Design for availability

The fundamental purpose of a data network is to connect users with applications, data producers and consumers with storage. The most desirable feature of a network is to maximise availability of those services to the endpoints that consume them. In order to achieve that, we need to consider (amongst other things):

  • performance – that the network is fast enough to support the application use;
  • capacity – that there is sufficient bandwidth available;
  • redundancy – that should a failure occur, the network can route around it.
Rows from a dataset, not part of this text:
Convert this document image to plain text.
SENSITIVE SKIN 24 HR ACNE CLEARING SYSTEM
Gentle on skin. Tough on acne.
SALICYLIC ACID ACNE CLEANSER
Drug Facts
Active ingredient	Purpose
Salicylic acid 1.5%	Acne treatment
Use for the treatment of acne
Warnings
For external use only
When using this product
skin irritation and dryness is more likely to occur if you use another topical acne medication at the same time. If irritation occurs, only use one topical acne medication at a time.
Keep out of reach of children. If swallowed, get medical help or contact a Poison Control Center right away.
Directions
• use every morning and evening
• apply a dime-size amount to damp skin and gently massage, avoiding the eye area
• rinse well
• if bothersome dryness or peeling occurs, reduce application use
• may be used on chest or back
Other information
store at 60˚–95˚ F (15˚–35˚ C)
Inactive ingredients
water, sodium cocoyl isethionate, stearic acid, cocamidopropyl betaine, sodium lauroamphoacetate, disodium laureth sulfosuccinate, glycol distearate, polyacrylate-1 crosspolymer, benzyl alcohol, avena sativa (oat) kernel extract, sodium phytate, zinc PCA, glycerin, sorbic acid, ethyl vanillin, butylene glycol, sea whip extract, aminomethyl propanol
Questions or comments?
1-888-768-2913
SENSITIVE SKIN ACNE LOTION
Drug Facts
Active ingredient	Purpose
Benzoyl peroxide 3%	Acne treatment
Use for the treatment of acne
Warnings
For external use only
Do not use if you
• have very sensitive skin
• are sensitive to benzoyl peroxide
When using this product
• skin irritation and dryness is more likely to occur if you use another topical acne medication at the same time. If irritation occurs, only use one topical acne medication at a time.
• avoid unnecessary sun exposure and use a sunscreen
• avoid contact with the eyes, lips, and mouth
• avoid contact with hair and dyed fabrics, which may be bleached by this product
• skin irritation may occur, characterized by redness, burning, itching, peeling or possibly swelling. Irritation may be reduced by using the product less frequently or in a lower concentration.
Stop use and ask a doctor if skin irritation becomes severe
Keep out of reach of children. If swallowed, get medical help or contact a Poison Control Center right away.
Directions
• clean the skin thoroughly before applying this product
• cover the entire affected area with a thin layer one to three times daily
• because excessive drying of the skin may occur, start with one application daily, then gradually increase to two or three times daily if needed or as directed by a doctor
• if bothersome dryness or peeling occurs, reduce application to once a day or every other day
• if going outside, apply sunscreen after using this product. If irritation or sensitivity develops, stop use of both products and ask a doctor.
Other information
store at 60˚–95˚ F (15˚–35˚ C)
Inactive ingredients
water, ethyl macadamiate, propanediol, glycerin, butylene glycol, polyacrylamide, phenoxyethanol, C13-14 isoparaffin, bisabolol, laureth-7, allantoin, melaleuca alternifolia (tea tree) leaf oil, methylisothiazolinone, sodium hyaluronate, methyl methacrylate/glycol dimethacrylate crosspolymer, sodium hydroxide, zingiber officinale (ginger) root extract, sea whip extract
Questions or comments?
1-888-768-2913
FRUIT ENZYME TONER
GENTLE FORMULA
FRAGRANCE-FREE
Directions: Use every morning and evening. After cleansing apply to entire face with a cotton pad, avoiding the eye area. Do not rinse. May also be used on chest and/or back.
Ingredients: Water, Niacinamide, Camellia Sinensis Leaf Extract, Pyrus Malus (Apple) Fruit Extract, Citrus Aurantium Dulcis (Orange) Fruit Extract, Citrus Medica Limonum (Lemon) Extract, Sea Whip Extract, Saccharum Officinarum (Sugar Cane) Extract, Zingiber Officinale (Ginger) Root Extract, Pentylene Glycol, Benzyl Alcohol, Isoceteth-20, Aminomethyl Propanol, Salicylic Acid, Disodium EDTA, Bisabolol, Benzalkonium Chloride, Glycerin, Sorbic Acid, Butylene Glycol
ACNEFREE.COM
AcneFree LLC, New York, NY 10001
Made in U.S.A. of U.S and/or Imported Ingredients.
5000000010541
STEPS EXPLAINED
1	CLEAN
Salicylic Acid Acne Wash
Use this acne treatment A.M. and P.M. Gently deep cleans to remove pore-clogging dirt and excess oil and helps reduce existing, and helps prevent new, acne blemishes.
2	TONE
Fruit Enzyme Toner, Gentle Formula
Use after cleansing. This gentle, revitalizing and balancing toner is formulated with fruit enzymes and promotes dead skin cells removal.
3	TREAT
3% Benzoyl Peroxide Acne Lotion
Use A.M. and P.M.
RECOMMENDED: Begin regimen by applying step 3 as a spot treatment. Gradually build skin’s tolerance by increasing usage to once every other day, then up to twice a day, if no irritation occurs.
To be sure we can deliver availability then, we should design our networks with these tenets in mind.

Real world

Sometimes though, organic growth in your IT environment means that the original design principles can’t be upheld. You need to change your network to fulfil a new requirement and fast! And so you build a change to your network that compromises the original design principles but provides a solution.

Often, this means connecting a new link to a new device which is not big enough, fast enough or resilient. Or some unseen configuration issue prevents redundant links from being available for use. Then, when an issue occurs later, you and your users suffer because the principles you laid out for maximising availability haven’t been upheld and systems fall over. You are then left trying to trace the reason why things have failed.

Tracking down the culprit

Where do you start? Your diagrams and design documents were great when you built your network, but no one has kept them updated. And so, you have to start where they end, and:

  • crawl the network manually hop-by-hop;
  • sketch out every node, link, MAC and IP address as you go;
  • transfer your scrawls into Visio

then you sit down with your network team to analyse where your single points of failure are and what you can do about them. Don’t forget that they might not be immediately obvious in the physical topology, but in the logical configuration!

Let IP Fabric have a go

Alternatively you could give the job to IP Fabric.

Each time IP Fabric runs a snapshot, it rediscovers the network topology from the physical layer upwards. Clicking through the Diagram | Site Diagrams menu shows a visualisation of the topology:

IP Fabric site topology

After turning off Layers 1 and 3 for clarity, then selecting the Options tab and clicking “Single Points of Failure”, IP Fabric highlights them with red outlines:

IP Fabric topology with highlighted SPOFs

IP Fabric is able to analyse and interpret relationships between devices both upstream and downstream. In this case, switches are shown as SPOFs because they are the sole upstream devices for some access switches.

As we’ve seen, IP Fabric’s powerful visualisation helps us appreciate problems in topologies, but there are alternative and equally powerful views of the network. For example, you can check a simulated path between hosts for single points of failure. Select Diagrams | End-to-end path. After submitting source and destination IPs, non-redundant devices can be highlighted along the path.

End-to-end path with SPOFs

Subtly different, you are also able to highlight non-redundant links, showing where there is a strict dependency on the link to ensure an end-to-end path between the hosts.

End-to-end path with non-redundant links

So you can see how IP Fabric has saved you huge amounts of time and effort spotting single points of failure in your network topology. And now you are in a position to proactively remediate before this becomes a problem!